On a une autre version de cette « logique du sens » dans la notion lacanienne de la métaphore :

« La métaphore se place au point précis où le sens se pro­duit dans le non-sens ». [ Ecrits, Seuil, 1966, p. 508.]

Qu'est-ce que parler ? Si ce que parler veut dire est dire quelque chose qui vaille la peine d'être dite, qui acceptera de se contenter d'utiliser le code et de signaler ses obser­vations ou ses désirs en émettant l'un des messages que le code tient en réserve ? La solution est alors d'émettre un autre message que le message prévu par la convention, im­posant ainsi aux mots de dire tout autre chose que ce qu'ils signifient dans le « trésor de la langue ». Dans la métaphore, Lacan retrouve la condensation freudienne, la Verdichtung, source de toute Dichtung (poésie ou mythe). La formule en est : un mot pour un autre. Et c'est aussi, pour un psycha­nalyste — c'est-à-dire, fait observer Lacan, pour un desti­nataire à l'état pur —, la formule du lapsus calami ou du lapsus linguae (« mots latins dont on se sert dans le langage /117/ ordinaire, et qui, signifiant manquement de la langue, manquement de la plume, expriment qu'on a prononcé ou écrit un mot pour l'autre ». Littré). Dans les deux cas, on substitue à un signifiant de convention — qui ne sera pas autorisé à figurer dans l'énoncé et sera en ce sens refoulé — un autre signifiant inattendu, le signifiant manifeste. Ce quiproquo produit ce que Lacan appelle un « effet de sens » il veut dire par là que le signifié du signifiant manifeste figu­rant dans la phrase émise n'est pas du tout, contrairement à ce qu'enseigne la rhétorique traditionnelle, le signifiant occulté, mais que c'est un sens nouveau libéré à la faveur de l'échange d'un signifiant contre un autre. Ainsi le sujet de l'énonciation fait-il parfois entendre ce que la convention langagière n'autorise pas à dire, le sens de son désir.

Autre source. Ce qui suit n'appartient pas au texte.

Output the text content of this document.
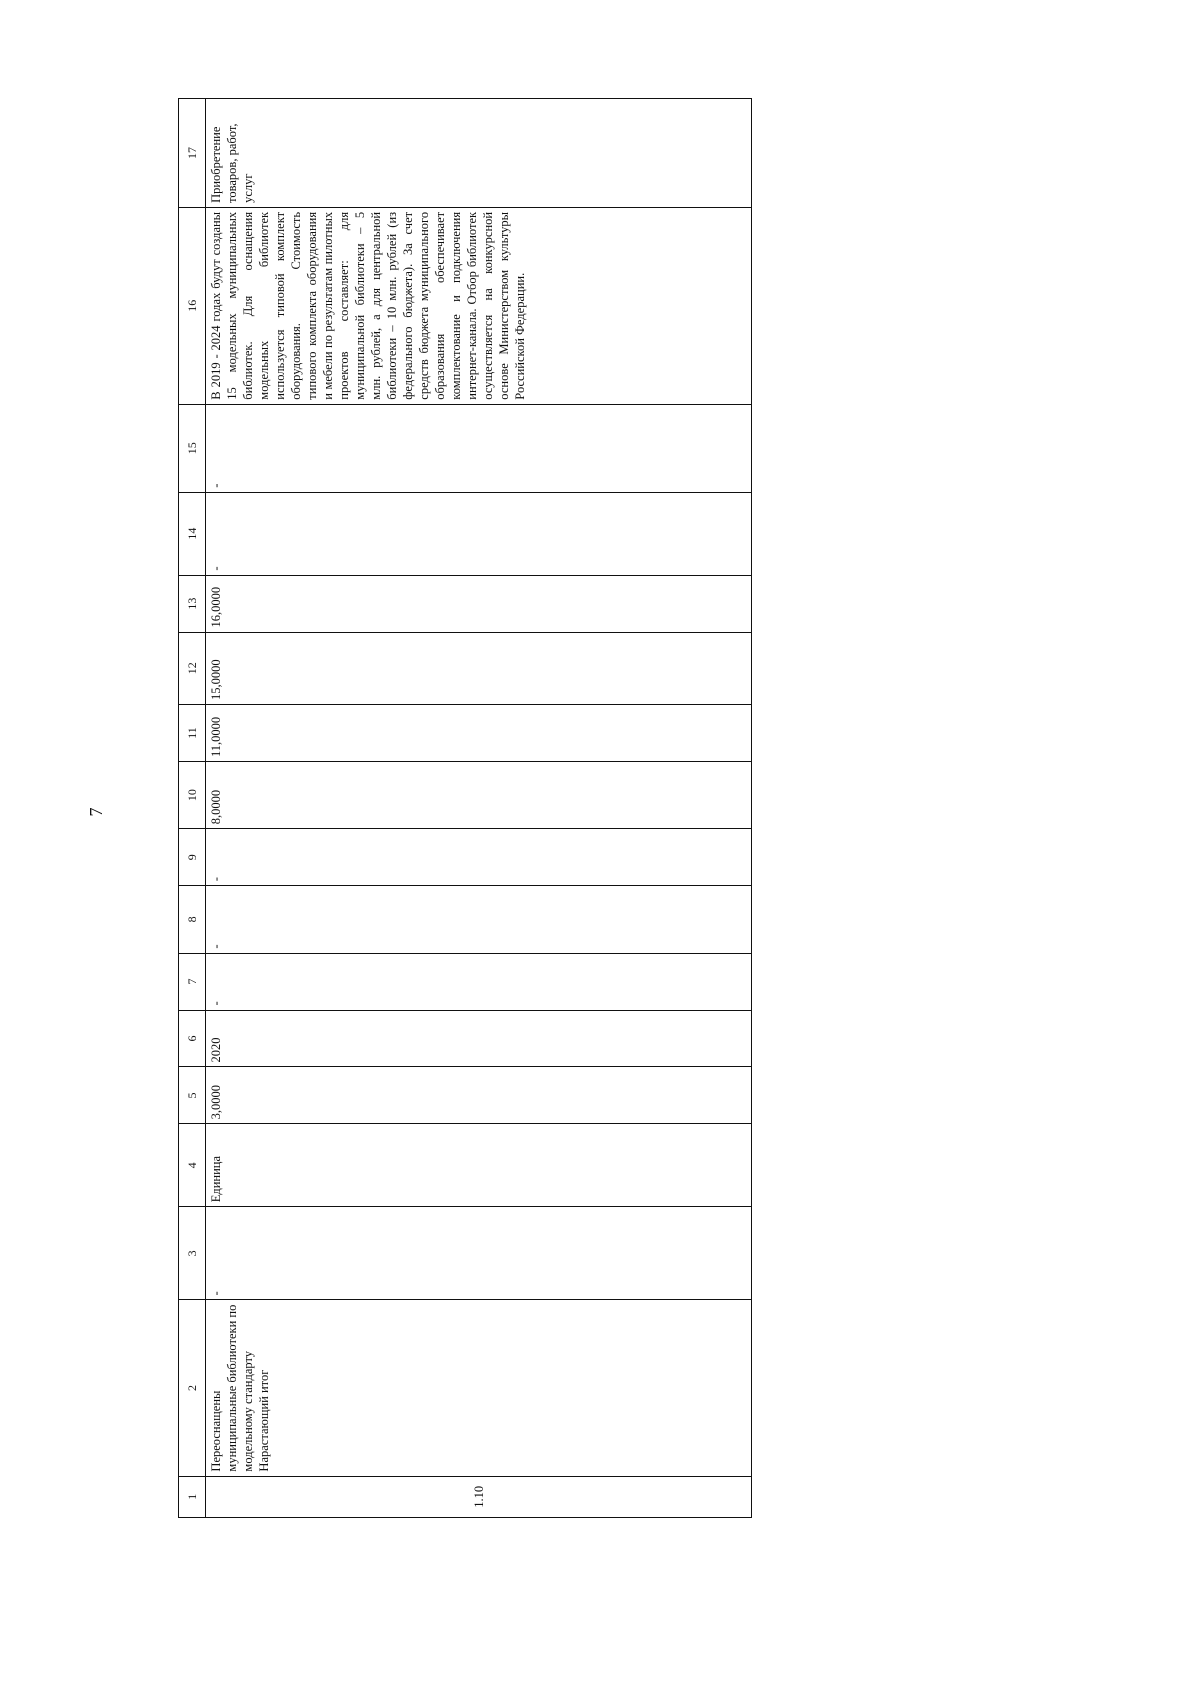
7
1	2	3	4	5	6	7	8	9	10	11	12	13	14	15	16	17
1.10	Переоснащены муниципальные библиотеки по модельному стандарту Нарастающий итог	-	Единица	3,0000	2020	-	-	-	8,0000	11,0000	15,0000	16,0000	-	-	В 2019 - 2024 годах будут созданы 15 модельных муниципальных библиотек. Для оснащения модельных библиотек используется типовой комплект оборудования. Стоимость типового комплекта оборудования и мебели по результатам пилотных проектов составляет: для муниципальной библиотеки – 5 млн. рублей, а для центральной библиотеки – 10 млн. рублей (из федерального бюджета). За счет средств бюджета муниципального образования обеспечивает комплектование и подключения интернет-канала. Отбор библиотек осуществляется на конкурсной основе Министерством культуры Российской Федерации.	Приобретение товаров, работ, услуг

« C'est dans la substitution du signifiant au signifiant que se produit un effet de signification qui est de poésie ou de création » [Ecrits, p. 515]

L'explication freudienne du lapsus, qui vaut aussi pour le mot d'esprit (Witz) et pour les symptômes, éclaire également, on le voit, ce qu'Edgar Poe appelle la « genèse du poème ».

3. — Le sujet se soumet à la loi du signifiant. La phénoménologie, lorsqu'elle traitait du langage, se plaçait du côté du sujet parlant et voyait dans la parole une forme parmi d'autres de l'expressivité corporelle : la parole était définie comme un geste, c'est-à-dire une manière d' « être-au-monde » par son corps propre. Le sujet parlant était, dans sa « gesticulation verbale », à l'origine du sens de ses énoncés.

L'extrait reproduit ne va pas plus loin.